Pomades are those products that give a wet look to hair and are most frequently used to relax or smooth down coarse or very curly hair. Marketed often to Latin men or African Americans, products such as Brylcreem (1928), “a little dab will do ya,” Murray’s Hair Dressing Pomade (1925), and Royal Crown are still available at some consumer locations, but also have found a continuing market through Internet sales. Many of these types of products contain petrolatum and mineral oil as their primary ingredients. Highly reminiscent of ancient hair oiling techniques, these types of products easily reference the continuity of hair grooming interests and product ingredients that people have used over millennia.
Texture
Straighteners/ relaxers are chemicals applied to the hair to make the texture or appearance of curly hair smoother. Pomades (usually derived from grease) were the earliest forms of this and offered a temporary smooth appearance by slicking the hair to the head. More permanent straightening solutions came when oil was applied to the hair followed by an iron or hot comb; this created a straight look until the hair came in contact with water or high humidity. In the mid 1800s, chemical straighteners were released that frequently contained very harsh chemicals, including lye, and offered a more permanently smooth result. Around the turn of the 20th century, Madam C. J. Walker became a well-known entrepreneur who formulated, advertised, and sold a variety of hair straightening products for African Americans. Scientific advances have resulted in today’s hair straightening products, which are much less harsh and more effective at achieving permanently smooth hair.

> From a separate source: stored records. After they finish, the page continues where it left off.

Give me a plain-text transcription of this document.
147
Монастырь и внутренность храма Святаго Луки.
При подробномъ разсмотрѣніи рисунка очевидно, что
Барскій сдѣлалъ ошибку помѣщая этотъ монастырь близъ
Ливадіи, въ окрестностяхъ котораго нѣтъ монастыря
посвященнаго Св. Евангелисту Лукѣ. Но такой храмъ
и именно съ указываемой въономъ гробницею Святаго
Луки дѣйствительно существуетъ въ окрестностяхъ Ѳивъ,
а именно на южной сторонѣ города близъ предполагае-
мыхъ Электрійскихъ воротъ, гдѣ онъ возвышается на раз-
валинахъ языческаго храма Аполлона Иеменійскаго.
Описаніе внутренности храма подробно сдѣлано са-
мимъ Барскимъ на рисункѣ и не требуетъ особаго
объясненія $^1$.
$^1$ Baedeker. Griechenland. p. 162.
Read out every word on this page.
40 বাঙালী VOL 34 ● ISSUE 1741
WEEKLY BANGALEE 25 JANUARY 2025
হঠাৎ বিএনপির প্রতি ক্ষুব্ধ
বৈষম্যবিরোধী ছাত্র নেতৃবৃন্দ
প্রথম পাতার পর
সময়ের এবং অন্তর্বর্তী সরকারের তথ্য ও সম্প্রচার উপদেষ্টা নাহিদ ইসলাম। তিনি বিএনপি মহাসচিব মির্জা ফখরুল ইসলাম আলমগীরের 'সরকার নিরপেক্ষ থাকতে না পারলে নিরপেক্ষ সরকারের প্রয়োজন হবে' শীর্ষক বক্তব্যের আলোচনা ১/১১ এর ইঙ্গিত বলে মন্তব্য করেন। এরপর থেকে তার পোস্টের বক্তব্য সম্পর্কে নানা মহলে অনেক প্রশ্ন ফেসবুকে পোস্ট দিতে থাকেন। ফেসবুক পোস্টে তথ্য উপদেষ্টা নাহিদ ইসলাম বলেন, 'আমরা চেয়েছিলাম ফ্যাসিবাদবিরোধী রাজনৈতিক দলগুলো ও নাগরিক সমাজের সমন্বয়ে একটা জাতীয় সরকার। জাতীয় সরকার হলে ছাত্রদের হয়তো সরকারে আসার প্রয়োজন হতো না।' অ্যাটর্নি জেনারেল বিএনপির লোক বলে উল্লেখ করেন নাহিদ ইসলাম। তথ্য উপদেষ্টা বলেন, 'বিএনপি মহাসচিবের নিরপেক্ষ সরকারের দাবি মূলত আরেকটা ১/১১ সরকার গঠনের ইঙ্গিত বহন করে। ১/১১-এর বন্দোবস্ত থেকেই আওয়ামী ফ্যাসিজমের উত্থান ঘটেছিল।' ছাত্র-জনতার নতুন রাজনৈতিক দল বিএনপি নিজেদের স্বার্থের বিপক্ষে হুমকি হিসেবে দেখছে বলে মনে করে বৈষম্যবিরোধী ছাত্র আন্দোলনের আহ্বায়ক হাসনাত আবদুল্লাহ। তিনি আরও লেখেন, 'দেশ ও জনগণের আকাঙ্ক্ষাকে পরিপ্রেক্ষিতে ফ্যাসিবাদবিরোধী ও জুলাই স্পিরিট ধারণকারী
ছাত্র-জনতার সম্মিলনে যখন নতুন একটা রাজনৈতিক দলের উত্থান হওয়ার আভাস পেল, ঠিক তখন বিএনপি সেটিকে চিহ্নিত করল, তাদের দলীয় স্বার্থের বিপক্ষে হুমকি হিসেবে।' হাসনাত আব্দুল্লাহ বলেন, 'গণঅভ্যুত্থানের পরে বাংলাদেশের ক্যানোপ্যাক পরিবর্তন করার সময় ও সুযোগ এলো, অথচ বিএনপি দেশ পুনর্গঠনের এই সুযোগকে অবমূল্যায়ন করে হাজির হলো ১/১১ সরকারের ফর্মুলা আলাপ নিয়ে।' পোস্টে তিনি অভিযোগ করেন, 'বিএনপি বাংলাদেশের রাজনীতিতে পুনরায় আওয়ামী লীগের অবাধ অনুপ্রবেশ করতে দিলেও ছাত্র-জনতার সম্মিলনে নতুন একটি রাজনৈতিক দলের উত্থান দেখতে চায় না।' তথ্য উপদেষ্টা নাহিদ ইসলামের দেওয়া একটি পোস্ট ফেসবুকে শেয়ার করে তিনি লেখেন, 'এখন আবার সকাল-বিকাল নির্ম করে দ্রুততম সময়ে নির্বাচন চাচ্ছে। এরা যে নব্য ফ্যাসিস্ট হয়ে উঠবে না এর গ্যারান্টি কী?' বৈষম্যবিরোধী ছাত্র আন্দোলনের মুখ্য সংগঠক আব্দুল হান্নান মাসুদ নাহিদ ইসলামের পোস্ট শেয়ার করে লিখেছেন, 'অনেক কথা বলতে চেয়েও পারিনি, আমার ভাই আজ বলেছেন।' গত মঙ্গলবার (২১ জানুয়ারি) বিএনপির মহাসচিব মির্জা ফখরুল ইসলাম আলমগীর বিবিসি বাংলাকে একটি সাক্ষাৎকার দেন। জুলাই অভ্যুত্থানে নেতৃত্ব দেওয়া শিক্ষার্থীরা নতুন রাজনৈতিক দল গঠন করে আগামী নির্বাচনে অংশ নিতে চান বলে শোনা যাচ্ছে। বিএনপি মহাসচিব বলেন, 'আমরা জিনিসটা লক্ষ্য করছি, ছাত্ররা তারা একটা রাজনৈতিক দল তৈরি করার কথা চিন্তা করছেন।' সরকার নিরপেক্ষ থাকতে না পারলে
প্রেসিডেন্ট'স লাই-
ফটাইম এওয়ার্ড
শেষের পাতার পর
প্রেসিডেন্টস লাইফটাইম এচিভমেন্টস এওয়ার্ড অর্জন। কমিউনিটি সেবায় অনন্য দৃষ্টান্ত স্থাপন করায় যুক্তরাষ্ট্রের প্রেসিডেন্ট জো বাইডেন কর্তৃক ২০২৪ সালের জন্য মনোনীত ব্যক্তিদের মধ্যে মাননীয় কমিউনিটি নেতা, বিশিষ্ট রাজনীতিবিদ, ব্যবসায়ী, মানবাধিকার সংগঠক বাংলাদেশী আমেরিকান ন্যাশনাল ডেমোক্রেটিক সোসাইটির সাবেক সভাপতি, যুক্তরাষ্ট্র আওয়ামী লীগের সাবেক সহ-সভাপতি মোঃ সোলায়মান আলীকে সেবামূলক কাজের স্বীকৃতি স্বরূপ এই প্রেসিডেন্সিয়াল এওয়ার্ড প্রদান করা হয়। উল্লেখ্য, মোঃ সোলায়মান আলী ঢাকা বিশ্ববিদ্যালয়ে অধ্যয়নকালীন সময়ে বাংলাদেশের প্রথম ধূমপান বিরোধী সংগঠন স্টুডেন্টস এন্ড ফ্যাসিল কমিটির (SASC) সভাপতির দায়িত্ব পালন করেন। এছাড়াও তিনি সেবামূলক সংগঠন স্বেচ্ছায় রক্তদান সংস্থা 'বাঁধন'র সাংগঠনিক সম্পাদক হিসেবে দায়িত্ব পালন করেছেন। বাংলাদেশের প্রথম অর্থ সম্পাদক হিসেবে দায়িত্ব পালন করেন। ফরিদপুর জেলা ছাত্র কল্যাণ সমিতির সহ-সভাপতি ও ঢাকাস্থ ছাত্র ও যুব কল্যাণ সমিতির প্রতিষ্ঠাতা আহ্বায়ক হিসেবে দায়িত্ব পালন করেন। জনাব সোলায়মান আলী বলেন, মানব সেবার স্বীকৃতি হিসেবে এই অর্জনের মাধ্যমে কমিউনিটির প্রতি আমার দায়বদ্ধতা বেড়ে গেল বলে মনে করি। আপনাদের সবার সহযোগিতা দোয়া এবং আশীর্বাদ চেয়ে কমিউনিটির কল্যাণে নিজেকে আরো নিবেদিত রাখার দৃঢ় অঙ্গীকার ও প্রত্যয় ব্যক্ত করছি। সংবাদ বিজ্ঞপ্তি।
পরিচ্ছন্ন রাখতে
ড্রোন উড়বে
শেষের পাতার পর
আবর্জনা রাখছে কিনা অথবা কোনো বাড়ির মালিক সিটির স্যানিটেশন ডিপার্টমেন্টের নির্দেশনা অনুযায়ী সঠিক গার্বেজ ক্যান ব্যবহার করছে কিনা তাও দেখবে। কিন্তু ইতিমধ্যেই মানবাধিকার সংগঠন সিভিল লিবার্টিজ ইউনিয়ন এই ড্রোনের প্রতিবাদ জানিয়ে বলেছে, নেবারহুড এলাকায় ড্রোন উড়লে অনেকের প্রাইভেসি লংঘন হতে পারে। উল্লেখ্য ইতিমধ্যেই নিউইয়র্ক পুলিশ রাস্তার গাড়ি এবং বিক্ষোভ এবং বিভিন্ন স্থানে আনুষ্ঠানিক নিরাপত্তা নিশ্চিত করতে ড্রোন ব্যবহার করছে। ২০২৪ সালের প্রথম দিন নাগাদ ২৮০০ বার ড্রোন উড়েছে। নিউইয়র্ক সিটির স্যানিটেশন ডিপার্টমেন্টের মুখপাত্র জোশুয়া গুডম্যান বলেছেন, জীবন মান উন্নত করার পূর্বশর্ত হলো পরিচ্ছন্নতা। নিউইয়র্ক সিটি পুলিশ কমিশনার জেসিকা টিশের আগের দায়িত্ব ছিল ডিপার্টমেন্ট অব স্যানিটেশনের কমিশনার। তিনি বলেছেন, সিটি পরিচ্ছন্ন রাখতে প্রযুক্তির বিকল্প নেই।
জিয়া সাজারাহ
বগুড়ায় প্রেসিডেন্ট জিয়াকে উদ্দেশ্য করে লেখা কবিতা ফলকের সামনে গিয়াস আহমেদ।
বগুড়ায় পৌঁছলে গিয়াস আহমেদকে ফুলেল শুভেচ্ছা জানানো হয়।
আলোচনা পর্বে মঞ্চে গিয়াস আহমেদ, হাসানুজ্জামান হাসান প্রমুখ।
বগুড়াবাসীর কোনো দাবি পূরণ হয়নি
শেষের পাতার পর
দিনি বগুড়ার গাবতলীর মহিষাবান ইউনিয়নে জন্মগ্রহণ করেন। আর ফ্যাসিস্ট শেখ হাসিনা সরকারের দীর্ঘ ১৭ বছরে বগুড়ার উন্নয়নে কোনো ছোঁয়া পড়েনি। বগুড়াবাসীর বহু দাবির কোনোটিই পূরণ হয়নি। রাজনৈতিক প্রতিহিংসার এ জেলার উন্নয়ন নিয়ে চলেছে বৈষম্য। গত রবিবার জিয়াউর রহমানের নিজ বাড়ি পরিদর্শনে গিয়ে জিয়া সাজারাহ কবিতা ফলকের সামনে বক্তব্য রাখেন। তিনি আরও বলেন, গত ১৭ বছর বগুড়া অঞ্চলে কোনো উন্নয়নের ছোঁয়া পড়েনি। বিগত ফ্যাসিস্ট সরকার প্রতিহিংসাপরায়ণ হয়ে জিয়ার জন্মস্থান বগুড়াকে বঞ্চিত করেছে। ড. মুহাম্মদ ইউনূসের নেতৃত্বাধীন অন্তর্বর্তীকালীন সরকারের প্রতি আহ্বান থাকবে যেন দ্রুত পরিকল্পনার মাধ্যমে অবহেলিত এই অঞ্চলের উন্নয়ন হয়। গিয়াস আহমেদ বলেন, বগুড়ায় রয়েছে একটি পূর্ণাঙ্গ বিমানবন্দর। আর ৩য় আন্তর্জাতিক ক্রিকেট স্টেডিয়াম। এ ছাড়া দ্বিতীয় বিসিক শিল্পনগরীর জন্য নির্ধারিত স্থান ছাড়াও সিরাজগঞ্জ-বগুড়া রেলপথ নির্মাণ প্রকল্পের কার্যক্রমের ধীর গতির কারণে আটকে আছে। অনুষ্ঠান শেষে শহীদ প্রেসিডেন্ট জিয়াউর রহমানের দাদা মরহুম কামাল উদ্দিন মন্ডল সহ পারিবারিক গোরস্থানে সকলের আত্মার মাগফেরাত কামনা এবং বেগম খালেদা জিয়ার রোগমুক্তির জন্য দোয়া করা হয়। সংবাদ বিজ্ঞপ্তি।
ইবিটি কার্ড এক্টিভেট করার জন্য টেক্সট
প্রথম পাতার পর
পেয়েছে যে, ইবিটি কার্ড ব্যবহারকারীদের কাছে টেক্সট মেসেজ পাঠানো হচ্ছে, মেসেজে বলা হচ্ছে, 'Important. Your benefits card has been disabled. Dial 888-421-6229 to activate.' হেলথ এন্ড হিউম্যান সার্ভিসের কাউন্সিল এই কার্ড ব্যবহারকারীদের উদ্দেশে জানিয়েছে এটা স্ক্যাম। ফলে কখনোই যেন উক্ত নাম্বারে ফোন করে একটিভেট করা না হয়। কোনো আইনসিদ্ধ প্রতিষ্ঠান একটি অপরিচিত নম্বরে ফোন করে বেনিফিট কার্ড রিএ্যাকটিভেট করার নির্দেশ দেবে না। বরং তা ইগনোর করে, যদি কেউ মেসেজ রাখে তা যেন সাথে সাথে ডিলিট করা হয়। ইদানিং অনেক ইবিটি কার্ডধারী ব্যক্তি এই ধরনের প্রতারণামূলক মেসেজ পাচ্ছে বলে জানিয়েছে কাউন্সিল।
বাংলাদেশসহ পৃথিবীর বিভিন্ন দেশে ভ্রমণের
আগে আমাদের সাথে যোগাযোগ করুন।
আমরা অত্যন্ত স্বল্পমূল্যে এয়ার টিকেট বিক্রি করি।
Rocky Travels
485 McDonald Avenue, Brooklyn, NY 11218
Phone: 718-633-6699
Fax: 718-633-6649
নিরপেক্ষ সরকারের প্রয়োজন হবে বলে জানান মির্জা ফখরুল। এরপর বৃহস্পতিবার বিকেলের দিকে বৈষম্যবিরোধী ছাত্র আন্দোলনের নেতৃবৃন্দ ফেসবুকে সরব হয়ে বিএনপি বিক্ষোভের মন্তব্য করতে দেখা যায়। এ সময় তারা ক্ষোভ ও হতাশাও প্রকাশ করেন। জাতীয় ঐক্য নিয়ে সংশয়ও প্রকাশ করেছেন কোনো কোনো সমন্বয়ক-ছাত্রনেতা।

A permanent wave is a combination of curlers and chemicals applied to the hair to change the texture but instead of changing curly hair to straight, it makes straight hair curly. Available at hair salons, as well as through home products like Ogilvie’s Home Perm, permanents have frequently been the butt of jokes when their results don’t match the intent. Quite damaging to hair, both straightening and waving products today attempt to mitigate their damage by conditioning the hair with separate procedures after the curling or straightening agents have been washed away. Many of the conditioners mentioned in various shampoo/crème rinse combinations target hair that is damaged or dry due to permanents and straighteners.